Deuxième acte et fin de l’acte III
Le Conseil départemental du Rhône a notifié début mars une radiation sous condition d’Imapôle qui devait avoir effet le 15 juin. Il était alors notamment demandé aux actionnaires du groupe d’imagerie médicale de modifier les mécanismes de distribution des dividendes prioritaires pour les investisseurs et de transmettre des documents additionnels. Cette séquence a alors entraîné quelques évolutions pour le groupe fondé et dirigé par le docteur Reza Etessami en lien avec les demandes de l’Ordre. Alors qu’une audience était prévue la veille de la radiation théorique, le conseil départemental a alors annoncé qu’elle n’allait finalement pas prononcer celle-ci. Mais le rideau ne tombe pas pour autant. L’acte trois s’ouvre le 5 juillet avec de nouvelles incriminations et une séance entre l’ordre et les actionnaires d’Imapôle tenue fin juillet. « A la suite de la séance du 23 juillet 2024 devant le Conseil départemental du Rhône de l’ordre des médecins, Imapôle a reçu une décision de radiation à effet du 13 septembre 2024, introduit Gilles Bigot, associé de Winston & Strawn, conseil d'Imapôle. Nous avons alors saisi en urgence, en pleine période estivale, le Conseil d’État d’une requête en référé-suspension et plaidé le 6 septembre pendant presque trois heures. La dizaine de griefs a été analysée méticuleusement par la Présidente, qui a rendu sa décision le 12 septembre dernier, en donnant raison à Imapôle sur l’ensemble des innombrables griefs qui lui étaient à tort reprochés. »
Suspension de la radiation
Ainsi la juge Anne Egerszegi a prononcé les décisions ordonnant la suspension de la radiation du tableau des médecins et le rejet des conclusions présentées par le conseil départemental. « C’est un immense soulagement pour Imapôle, ses médecins associés et ses collaborateurs, appuie Julie Vern Cesano-Gouffrant, associée chez Winston & Strawn. Le montage (répartition du capital, gouvernance…) et la documentation statutaire et extra-statutaire, tels qu'ils sont structurés aujourd’hui et dans le cadre légal actuel de l’ordonnance du 8 février 2023 (qui vient de se substituer à la loi du 31 décembre 1990), sont donc validés par cette décision du Conseil d’État. Le juge des référés a bien pris le temps de détailler son verdict sur le fond (alors qu’il aurait parfaitement pu se limiter à traiter les moyens de forme) et cette jurisprudence apporte un cadre structurant pour les investissements dans ce secteur. » Dans son compte rendu, la juge explique sa sentence. Sont ainsi évoqués de nombreux points qui peuvent causer des frictions entre les investisseurs et les différents ordres des médecins comme les dividendes prioritaires. Le jugement précise : la répartition inégalitaire des bénéfices n’est pas de nature à constituer une méconnaissance aux règles d’exercice de la profession. Cette décision du Conseil d’État semble barrer toute nouvelle tentative de radiation de l’Ordre des médecins d’Imapôle. C’est tout un secteur qui sort du brouillard, car ce dossier était scruté, tant par les groupes financiarisés que par les autres ordres. Il avait jeté un froid, avec moins de transactions. L’une des rares annoncées début 2024, l’entrée d’Antin au capital d’Excellence Imagerie, avait même finalement été abandonnée durant l’été face à un environnement toujours pas apaisé et une absence de cadre de référence.

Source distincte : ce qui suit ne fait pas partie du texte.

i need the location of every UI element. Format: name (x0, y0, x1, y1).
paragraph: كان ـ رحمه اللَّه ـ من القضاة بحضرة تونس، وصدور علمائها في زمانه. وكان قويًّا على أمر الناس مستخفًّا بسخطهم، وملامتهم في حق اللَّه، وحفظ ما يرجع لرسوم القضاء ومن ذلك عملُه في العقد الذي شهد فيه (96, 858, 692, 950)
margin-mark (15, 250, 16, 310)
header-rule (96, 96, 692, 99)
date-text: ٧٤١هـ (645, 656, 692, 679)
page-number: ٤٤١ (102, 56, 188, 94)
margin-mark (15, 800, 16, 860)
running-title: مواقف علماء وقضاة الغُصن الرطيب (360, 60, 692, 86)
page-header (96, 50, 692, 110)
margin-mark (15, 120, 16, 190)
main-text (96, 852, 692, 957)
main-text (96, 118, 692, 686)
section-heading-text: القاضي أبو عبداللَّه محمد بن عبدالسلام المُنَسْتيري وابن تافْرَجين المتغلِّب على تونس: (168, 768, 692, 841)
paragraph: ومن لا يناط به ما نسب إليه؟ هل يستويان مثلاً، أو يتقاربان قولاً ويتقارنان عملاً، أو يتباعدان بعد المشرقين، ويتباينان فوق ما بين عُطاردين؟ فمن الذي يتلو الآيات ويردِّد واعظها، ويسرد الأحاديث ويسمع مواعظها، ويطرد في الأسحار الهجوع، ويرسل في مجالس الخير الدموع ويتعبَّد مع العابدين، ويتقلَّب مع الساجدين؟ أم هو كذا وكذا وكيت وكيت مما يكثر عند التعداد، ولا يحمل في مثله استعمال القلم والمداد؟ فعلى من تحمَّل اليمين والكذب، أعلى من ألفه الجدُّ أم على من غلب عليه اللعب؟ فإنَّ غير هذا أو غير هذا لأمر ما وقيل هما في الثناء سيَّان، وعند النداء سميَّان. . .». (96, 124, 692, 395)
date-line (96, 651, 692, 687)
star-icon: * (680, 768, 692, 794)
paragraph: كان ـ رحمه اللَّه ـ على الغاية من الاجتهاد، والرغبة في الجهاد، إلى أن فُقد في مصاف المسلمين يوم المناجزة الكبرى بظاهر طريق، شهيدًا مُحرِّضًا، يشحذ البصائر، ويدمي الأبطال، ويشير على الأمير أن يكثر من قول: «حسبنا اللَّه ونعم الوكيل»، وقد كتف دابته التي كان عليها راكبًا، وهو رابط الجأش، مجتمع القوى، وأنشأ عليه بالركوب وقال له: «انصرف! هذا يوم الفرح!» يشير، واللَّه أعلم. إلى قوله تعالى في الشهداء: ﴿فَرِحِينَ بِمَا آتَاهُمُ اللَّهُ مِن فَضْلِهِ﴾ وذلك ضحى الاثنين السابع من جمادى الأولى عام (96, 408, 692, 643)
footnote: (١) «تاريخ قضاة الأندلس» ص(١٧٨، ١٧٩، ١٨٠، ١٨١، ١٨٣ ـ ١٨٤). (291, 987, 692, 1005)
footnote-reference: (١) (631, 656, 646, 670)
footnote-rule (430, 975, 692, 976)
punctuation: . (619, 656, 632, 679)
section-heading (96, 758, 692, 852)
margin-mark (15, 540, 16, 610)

Un marché du M&A dégrippé ?
Gilles Bigot estime que « cette décision très attendue a une grande visibilité et un impact national. Elle (r)ouvre la voie aux investisseurs qui souhaitent participer au renforcement et à la consolidation du secteur, en respectant le cadre légal. Il y a, très probablement, des groupes qui vont devoir se référer à cette décision du Conseil d’État et à l’exemple fourni par Imapôle afin de se mettre en conformité. Cela signifie des montages transparents, avec un capital et des droits de vote effectivement contrôlés a minima à 75 % par les médecins. Pour les investisseurs, la mise en place d’une gouvernance comprenant des associés minoritaires et des droits de veto encadrés avec, le cas échéant, des droits économiques renforcés. » Si Imapôle peut respirer, toutes les plateformes du secteur appuyées par des fonds ne sont pas assurées d’éviter une radiation pour autant. Bien que le montage du réseau lyonnais soit validé, les ordres des médecins pourront tenter de dénoncer les opérations s’en éloignant. « Nous prônons systématiquement des échanges constructifs et non dogmatiques avec les Ordres professionnels, légitimes garants de l’indépendance d’exercice des praticiens. Ainsi, nous avons fait évoluer statuts et pactes et notifié systématiquement tout ce qui doit l’être au sens du code de la santé publique, et même davantage en l’espèce. Le cadre peut être contraignant pour des fonds de culture très majoritaire, mais la santé est un secteur extrêmement régulé. Il ne s’est jamais agi d’entraver le contrôle des médecins sur les décisions médicales, et encore moins de limiter la pratique de certains actes qui seraient moins « rentables » par exemple. C’est tout l’inverse, l’impératif est de maintenir et d’améliorer l’offre de soins et sa couverture », affirme Julie Vern Cesano-Gouffrant..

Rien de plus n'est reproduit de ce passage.